You can use autoresponders in several different ways. But, if you set up autoresponders carelessly, sooner or later, you will be in trouble.
Recently, my domain name has been listed on a blacklist (a list of spammers). I investigated why my domain had got listed. As part of the investigation, I asked the list owner why he had added my domain (I submitted the question via a web form at http://www.dnsbl.au.sorbs.net/cgi-bin/mail at 05:53 UTC on Feb 19, 2004), but he hasn't replied yet. So, this may not be 100 percent accurate. But I can say that the investigation shows that a spammer sent an e-mail message to one of my autoresponders using the list owner's e-mail address as the from address. That autoresponder was being used for the newsletter subscription process. The list owner received a newsletter he hadn't subscribed to.
If you want to stay out the trouble, you have to be cautious when you are setting up autoresponders. As you can see, blindly replying to every message you receive is quite risky. You'll never know whose e-mail address is being used as the from address.

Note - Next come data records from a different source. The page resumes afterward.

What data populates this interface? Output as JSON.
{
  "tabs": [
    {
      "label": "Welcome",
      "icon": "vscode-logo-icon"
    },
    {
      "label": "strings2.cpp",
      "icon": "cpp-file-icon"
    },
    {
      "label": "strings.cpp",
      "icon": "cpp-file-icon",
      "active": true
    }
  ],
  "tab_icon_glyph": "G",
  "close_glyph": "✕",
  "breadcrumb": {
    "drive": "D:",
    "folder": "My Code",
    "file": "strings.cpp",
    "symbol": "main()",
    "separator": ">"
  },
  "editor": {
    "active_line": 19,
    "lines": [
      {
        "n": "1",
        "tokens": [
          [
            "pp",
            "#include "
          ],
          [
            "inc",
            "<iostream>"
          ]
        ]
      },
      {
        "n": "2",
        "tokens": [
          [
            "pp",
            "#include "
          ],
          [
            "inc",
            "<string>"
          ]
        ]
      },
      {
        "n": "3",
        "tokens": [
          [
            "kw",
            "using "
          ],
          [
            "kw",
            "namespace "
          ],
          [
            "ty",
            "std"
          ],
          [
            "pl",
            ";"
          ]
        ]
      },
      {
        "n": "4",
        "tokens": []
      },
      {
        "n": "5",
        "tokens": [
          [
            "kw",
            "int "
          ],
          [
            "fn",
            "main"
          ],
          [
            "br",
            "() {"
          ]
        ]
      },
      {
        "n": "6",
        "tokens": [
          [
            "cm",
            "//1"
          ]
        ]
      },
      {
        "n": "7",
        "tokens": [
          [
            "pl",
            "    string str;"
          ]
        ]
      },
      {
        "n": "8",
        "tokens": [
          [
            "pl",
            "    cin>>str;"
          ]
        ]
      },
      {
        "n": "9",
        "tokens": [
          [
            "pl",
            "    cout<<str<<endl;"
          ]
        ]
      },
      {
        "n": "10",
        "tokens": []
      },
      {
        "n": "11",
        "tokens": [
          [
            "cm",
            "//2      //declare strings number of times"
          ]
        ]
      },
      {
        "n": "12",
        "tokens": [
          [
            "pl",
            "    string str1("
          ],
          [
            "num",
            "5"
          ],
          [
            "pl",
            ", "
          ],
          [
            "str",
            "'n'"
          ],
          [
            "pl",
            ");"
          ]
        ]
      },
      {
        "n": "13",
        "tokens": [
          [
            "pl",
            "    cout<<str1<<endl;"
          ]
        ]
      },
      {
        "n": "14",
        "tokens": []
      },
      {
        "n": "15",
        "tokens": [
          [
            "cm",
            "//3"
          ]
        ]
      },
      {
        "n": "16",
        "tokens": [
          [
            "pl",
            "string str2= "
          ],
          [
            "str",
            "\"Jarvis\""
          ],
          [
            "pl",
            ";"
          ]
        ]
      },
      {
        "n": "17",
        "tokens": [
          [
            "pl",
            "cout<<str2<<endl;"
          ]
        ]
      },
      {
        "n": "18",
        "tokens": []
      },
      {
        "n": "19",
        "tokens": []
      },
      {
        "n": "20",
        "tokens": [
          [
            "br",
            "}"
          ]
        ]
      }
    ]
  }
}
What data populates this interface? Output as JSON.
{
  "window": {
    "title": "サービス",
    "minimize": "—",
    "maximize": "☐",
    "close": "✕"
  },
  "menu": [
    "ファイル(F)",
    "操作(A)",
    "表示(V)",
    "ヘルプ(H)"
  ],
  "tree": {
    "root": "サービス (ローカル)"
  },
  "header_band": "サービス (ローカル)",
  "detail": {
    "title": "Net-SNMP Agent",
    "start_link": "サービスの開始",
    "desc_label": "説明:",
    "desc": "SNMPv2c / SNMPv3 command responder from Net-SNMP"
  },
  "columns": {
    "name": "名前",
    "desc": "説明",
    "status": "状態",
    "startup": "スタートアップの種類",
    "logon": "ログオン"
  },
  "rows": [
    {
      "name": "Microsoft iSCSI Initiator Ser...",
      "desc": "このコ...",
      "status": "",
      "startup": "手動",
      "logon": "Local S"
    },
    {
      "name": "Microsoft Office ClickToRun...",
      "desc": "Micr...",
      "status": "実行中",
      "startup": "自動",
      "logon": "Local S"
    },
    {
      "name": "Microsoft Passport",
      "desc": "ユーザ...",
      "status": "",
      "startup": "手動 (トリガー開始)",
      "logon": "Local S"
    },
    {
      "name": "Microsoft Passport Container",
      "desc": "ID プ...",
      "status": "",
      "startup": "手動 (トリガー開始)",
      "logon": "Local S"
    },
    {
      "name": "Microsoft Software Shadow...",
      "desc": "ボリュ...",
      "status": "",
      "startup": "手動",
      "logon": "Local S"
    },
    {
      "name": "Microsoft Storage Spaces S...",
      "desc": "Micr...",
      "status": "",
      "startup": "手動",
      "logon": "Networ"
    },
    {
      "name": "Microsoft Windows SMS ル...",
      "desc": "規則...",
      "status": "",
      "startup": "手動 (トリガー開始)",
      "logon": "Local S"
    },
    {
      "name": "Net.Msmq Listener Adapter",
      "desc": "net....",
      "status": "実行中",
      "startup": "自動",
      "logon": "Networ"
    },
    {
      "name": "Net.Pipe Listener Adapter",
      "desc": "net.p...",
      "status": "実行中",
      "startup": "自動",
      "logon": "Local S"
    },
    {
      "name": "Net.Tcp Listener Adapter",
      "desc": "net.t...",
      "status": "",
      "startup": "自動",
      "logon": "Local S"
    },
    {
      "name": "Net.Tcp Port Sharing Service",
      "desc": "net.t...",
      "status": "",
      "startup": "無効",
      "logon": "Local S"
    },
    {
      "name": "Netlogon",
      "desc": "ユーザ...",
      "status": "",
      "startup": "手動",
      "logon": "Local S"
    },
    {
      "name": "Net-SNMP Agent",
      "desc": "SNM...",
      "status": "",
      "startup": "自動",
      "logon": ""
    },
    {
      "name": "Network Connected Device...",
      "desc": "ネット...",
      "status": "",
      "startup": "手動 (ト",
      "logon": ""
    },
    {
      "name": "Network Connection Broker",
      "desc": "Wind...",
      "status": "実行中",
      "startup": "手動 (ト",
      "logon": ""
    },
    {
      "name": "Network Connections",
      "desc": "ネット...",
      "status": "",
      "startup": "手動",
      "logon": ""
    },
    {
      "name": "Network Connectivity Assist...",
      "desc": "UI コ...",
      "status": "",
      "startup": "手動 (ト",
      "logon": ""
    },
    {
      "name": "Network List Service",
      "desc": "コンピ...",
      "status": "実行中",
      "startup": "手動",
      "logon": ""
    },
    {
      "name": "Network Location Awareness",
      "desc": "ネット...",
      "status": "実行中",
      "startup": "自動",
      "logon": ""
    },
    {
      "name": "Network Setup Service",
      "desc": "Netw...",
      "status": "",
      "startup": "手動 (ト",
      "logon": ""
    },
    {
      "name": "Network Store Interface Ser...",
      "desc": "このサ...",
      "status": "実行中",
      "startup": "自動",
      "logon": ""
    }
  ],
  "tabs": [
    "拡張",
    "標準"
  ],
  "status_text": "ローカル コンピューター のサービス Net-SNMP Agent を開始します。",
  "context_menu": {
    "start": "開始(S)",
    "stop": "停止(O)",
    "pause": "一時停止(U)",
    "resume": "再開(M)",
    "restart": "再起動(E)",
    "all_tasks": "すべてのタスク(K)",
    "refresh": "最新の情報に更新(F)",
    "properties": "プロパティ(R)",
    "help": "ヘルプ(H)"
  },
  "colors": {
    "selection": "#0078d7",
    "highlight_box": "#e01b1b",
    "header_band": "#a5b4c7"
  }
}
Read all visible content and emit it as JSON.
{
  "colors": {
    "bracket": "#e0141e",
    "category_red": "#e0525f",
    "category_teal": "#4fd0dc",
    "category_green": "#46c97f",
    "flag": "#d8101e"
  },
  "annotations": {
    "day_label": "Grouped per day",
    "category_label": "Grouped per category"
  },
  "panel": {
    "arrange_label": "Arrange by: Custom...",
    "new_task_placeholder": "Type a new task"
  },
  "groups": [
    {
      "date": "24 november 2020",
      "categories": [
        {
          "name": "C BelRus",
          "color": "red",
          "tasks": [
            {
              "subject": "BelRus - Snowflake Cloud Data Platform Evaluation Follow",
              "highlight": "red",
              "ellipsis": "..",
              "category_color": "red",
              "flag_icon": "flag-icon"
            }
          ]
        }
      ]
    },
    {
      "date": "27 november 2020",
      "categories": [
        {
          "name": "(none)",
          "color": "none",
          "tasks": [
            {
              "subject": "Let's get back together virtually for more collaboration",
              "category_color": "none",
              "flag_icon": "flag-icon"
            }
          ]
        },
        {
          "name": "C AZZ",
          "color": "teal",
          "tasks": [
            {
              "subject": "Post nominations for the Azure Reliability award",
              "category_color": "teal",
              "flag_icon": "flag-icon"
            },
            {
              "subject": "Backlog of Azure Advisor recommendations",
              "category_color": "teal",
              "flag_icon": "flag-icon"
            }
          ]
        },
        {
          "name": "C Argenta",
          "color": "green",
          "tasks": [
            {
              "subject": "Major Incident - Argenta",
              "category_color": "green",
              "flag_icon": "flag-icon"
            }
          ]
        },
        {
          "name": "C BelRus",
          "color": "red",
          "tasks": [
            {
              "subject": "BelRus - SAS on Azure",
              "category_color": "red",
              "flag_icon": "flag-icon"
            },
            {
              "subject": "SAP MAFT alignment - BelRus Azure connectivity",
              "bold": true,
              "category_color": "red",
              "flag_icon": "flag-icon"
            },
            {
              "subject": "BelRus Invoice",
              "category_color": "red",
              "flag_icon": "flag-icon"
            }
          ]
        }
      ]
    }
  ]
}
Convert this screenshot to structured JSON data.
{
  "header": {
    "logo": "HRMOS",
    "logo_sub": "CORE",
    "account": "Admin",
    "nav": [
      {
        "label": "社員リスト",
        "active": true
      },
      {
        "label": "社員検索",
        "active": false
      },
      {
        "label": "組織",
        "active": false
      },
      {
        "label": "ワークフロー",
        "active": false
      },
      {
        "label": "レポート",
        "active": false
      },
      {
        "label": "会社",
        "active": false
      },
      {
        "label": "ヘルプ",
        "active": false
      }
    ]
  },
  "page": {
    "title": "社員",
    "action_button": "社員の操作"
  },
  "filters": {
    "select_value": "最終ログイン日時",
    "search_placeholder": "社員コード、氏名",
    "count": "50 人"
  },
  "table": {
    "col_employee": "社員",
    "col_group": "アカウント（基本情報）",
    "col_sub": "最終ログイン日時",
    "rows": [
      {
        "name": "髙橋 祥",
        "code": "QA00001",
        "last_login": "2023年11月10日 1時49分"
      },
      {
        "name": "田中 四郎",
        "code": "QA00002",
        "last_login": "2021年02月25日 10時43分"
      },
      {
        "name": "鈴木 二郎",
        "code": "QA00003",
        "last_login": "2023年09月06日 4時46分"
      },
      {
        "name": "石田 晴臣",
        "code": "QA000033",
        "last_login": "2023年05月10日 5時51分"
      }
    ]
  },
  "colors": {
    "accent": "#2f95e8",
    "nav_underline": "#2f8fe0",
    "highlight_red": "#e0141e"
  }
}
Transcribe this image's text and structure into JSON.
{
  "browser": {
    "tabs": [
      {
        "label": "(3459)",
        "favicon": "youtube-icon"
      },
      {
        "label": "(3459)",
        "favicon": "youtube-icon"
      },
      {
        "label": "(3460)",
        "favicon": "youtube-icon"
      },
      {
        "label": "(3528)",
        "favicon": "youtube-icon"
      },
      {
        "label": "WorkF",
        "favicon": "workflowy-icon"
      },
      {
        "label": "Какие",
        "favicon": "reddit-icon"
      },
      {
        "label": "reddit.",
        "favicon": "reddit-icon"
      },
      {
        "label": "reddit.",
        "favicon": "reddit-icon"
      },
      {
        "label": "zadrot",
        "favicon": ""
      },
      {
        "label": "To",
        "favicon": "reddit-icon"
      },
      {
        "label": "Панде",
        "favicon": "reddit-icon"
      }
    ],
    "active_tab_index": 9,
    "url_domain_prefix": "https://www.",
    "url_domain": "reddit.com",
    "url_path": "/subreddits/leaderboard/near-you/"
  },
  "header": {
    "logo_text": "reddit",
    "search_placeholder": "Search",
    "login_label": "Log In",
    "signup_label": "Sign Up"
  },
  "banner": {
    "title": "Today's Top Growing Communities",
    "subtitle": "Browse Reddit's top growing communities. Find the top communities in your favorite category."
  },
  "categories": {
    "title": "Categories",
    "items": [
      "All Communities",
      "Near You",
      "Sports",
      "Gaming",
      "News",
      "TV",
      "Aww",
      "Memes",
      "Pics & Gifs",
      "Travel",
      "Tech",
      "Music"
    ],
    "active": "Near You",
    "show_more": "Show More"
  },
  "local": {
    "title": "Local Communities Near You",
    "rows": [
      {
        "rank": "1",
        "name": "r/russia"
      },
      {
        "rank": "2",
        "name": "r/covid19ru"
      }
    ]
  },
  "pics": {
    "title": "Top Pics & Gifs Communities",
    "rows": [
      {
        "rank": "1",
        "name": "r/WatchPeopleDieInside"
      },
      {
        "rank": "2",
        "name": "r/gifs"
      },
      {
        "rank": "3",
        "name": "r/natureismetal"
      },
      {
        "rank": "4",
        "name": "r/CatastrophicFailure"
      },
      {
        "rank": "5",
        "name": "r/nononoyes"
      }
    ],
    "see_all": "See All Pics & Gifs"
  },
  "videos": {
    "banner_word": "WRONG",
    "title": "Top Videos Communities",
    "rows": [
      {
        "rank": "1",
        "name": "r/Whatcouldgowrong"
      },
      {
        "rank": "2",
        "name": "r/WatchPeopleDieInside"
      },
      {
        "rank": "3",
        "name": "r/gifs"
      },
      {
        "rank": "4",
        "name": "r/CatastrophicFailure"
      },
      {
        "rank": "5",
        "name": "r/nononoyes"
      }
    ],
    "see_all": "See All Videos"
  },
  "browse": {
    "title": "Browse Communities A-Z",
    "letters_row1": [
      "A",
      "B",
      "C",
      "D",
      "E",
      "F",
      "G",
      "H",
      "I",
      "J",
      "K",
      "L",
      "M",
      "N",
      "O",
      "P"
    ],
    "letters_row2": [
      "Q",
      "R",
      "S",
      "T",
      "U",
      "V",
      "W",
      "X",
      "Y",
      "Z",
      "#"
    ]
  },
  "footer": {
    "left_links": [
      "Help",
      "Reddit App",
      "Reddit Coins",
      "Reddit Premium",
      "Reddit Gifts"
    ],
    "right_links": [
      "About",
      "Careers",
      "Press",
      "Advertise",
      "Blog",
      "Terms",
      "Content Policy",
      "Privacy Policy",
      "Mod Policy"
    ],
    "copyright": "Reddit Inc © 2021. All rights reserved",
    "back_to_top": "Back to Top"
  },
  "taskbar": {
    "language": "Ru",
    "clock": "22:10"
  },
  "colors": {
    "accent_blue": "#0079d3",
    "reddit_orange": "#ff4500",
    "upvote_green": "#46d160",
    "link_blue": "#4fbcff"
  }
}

One way to avoid the trouble is to reply only to e-mail messages with specific subjects. For example, if you are setting up an autoresponder for your newsletter subscription, ask potential subscribers to send e-mail with "subscribe" in the subject box. I was asking for a blank e-mail because that makes the process simpler. If you do what I did, you will be in the same trouble some day.
Instead of using autoresponders, try to use web forms. You can easily switch most of processes from autoresponders to web forms. You might not get blacklisted, but if you promote your autoresponder e-mail address in order to get subscribers, you'll receive more than a hundred times as many spam messages as new subscribers.